HC: I worked for a year at a, at the Mars shop in North Platte to save money, and to help out my wfekend.
They may have said something to my older sister, but I don't recall it being said to me, the rest of us. We had to make, make our way to our barracks, which weren't quite finished yet. I really was kind of Cusdle for what was outside the fence, and thinking, "You know, I used to be able to do that," and what's going on in the world now.
HC: Okay.
She was in a different class from me, but then it happened in our class as well, as the younger children. HC: We weren't in Tanforan for a very long time, because we were there from the first of May to the middle of September, I think.
It was still dark when we were awakened to get dressed. HC: Weeken, my, we lived in a very quiet neighborhood; we lived across the street from the cemetery.
Yeah, there were those who did not want to be respectful of being Americans and were resentful of being in the camp because of, of their ancestry. We weren't, we weren't told that if we didn't do well, there would be any consequences.
And the one next to me was Mark Hartsock. MA: And then when you arrived in Topaz, Cudddle were your impressions and what were you thinking at that point?
And in California, that meant that they couldn't go across the bridges, and they couldn't go out -- I remember it being five miles away, but I don't know if that's true. And then when we got, my grandmother had, when she got lost there for a while before we got on the train, had gone to get some fruit.

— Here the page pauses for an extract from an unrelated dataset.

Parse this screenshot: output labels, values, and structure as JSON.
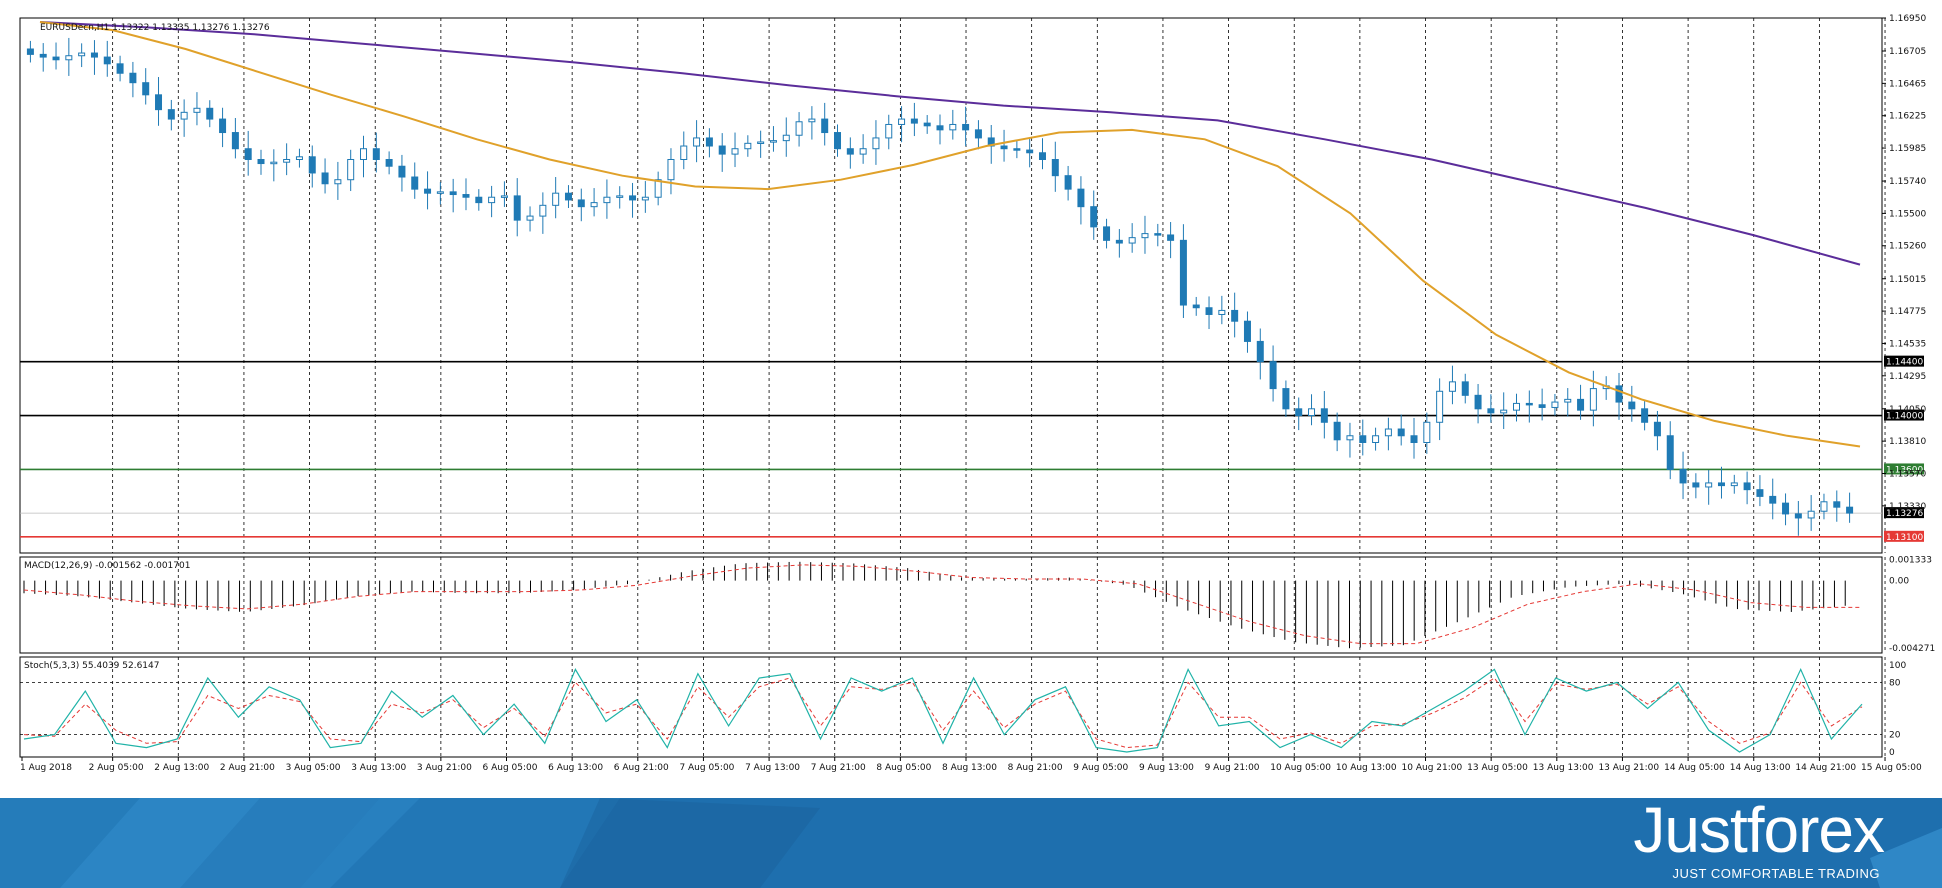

And it's an interesting Cuddle date this weekend North Platte, the Katayama family had lived in a place that is not far from And they were, they had been an integral part of the North Platte community for, forever. And one of weekenr things, one of the impressions that I got as we were riding in the train in the afternoon then, and I was by the window, was that we had the window shades down, but I still had a little bit open so I could look out.
MA: And this was May 1, ? And I heard conversations that she had burned all her books, that she wasn't going to be found to be any kind of a subversive person.